Regional Cluster DHCP Considerations

The regional cluster disk space requirements are dictated by several factors for DHCP:

  1. Lease history—When lease history is enabled at the local clusters, by default, the regional cluster collects this history from the local clusters for longer term storage (the default is to retain these records for 24 weeks, see the CCM server's trim-lease-hist-age attribute). As mentioned above for the DHCP server, each lease record (active and historic) should be assumed to require about 1KB, but this should be multiplied by 3 to accommodate backup requirements – thus, 3 KB/lease record. The regional cluster disk space needed will depend on the total number of lease history records, which depends on the number of servers, their lease counts and client activity levels, and the period of time over which the history is to be retained. In very large service provider networks, this can easily be 100 GB or more.

    Note

    These disk space requirements can be reduced to 30 percent for the lease history data by enabling lease record compression in Cisco Prime Network Registrar 9.0 and later (see the CCM server's lease-hist-compression attribute).
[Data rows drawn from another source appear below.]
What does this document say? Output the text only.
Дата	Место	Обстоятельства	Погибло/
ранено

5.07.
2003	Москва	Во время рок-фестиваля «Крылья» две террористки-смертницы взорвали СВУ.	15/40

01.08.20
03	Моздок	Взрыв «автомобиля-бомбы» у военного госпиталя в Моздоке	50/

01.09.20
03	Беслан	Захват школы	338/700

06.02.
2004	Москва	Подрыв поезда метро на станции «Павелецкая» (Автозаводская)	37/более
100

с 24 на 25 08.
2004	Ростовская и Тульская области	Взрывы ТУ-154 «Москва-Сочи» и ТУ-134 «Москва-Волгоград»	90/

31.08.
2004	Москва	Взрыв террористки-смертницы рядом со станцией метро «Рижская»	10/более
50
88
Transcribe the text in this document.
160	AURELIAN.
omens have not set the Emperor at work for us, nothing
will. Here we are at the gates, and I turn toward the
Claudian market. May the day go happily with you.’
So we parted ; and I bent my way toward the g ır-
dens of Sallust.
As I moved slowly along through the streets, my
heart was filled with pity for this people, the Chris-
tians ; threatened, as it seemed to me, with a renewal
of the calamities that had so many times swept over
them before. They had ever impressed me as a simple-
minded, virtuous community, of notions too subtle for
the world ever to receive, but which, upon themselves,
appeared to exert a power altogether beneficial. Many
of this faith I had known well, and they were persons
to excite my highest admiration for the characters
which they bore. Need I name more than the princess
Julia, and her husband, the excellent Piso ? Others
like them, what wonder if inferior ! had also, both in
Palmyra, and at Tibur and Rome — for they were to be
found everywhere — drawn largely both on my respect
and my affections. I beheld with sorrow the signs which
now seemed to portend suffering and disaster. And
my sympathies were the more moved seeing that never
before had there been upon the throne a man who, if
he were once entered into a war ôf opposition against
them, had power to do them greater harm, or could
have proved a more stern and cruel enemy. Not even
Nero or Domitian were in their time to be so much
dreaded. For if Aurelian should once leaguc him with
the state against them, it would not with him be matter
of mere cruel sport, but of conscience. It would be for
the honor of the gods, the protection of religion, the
  2. Network utilization—The regional cluster also collects subnet and prefix utilization data from the local clusters (by default, every hour and retained for 24 weeks; see the CCM server's addrutil-poll-interval and addrutil-trim-age attributes). While each record is about 1/2 KB (the scope/prefix names, owner, region, selection tags, and other data cause the size to vary), this can add up if there are many subnets and prefixes, a 10,000 scope/prefix deployment can use 10 GB over a 24 week period (not considering the backup requirements, which make this 30 GB).